We all actually know that the statutory pension will not be enough later on and is no longer a big secret. Yet very few people care CONCRETE about closing the future financial shortage. I personally find that extremely paradoxical.
Why is that – apart from the well-known reason – that all the products that somehow exist to provide for old age are too complex and you don’t dare to use them?
In my opinion, this is mainly because very few people have a specific TARGET Have in mind what needs to be achieved before retirement starts. Because only if you have a specific VALUE that you will need later, you can work towards it in a targeted manner and then, in the second step, use the appropriate products with which you can best achieve this RETURN TARGET can reach.
In other words, in the very first step we take a look at what you will be “missing” later in order to be able to keep your current standard of living in retirement.
To do this, I looked at a lot of tools that you can use to calculate your pension gap yourself. The tool below was in my opinion the best findable for the “self-user”. Please consider the result as an approximation and not as an exact final size. Nobody can calculate this exactly anyway, due to fluctuating inflation, fluctuating returns, etc.

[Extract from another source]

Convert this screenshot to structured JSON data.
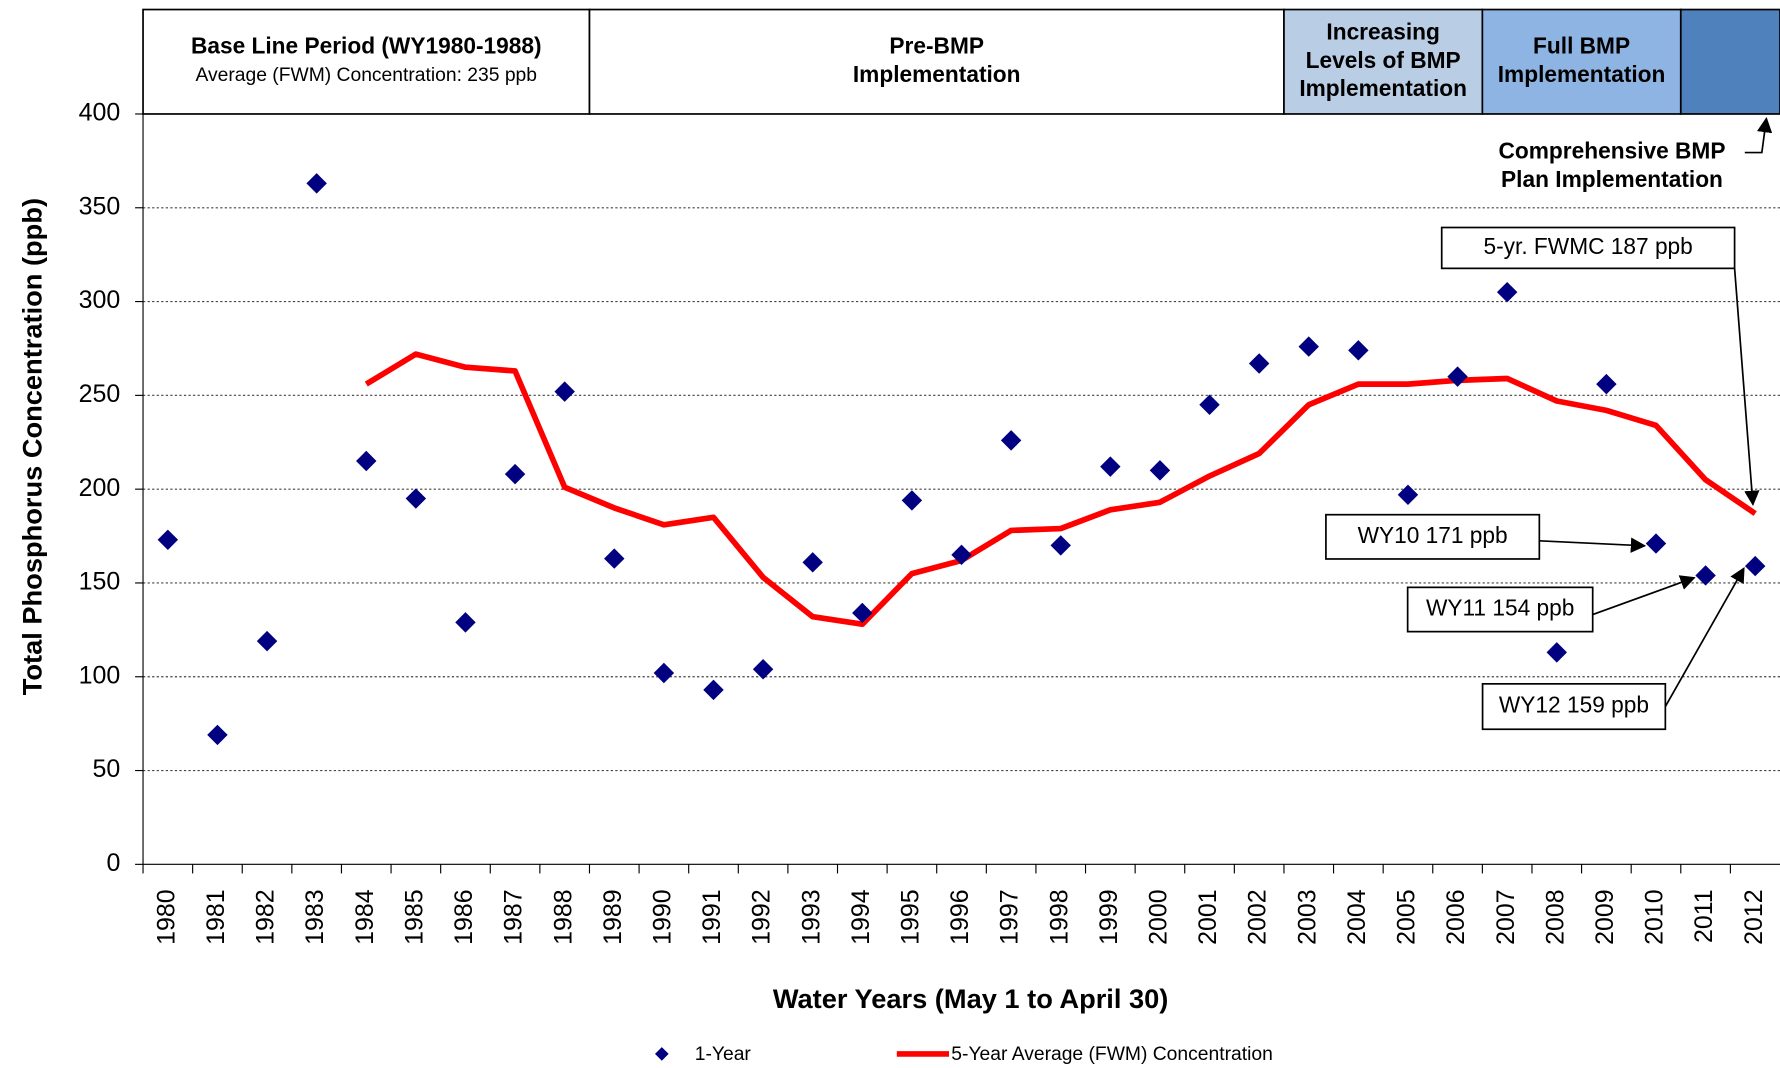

Have fun calculating your pension gap and the first with it CONCRETE Step against possible old-age poverty and towards your desired one RETURN TARGET .
Here are my personal recommendations for the default settings of the pension gap calculator:
- Life expectancy: to find out about this, you can use the following page here: https://www.wie-alt-werde-ich.de/
- Expected pension: Here you enter all the values that you already have today that will guarantee you a pension later (statutory pension, pension insurance, life insurance, etc.)
- Current assets: enter the current savings account balance, share deposit or similar
- Current savings rate: how much do you save a month for your pension? (e.g. in a unit-linked pension insurance)
- Inflation rate: enter the current inflation rate here. With 2.5% you drive, I think very realistically
- Return: what is the average return on your previous investments, savings contracts, etc.? This can also be 4-6%, depending on the system.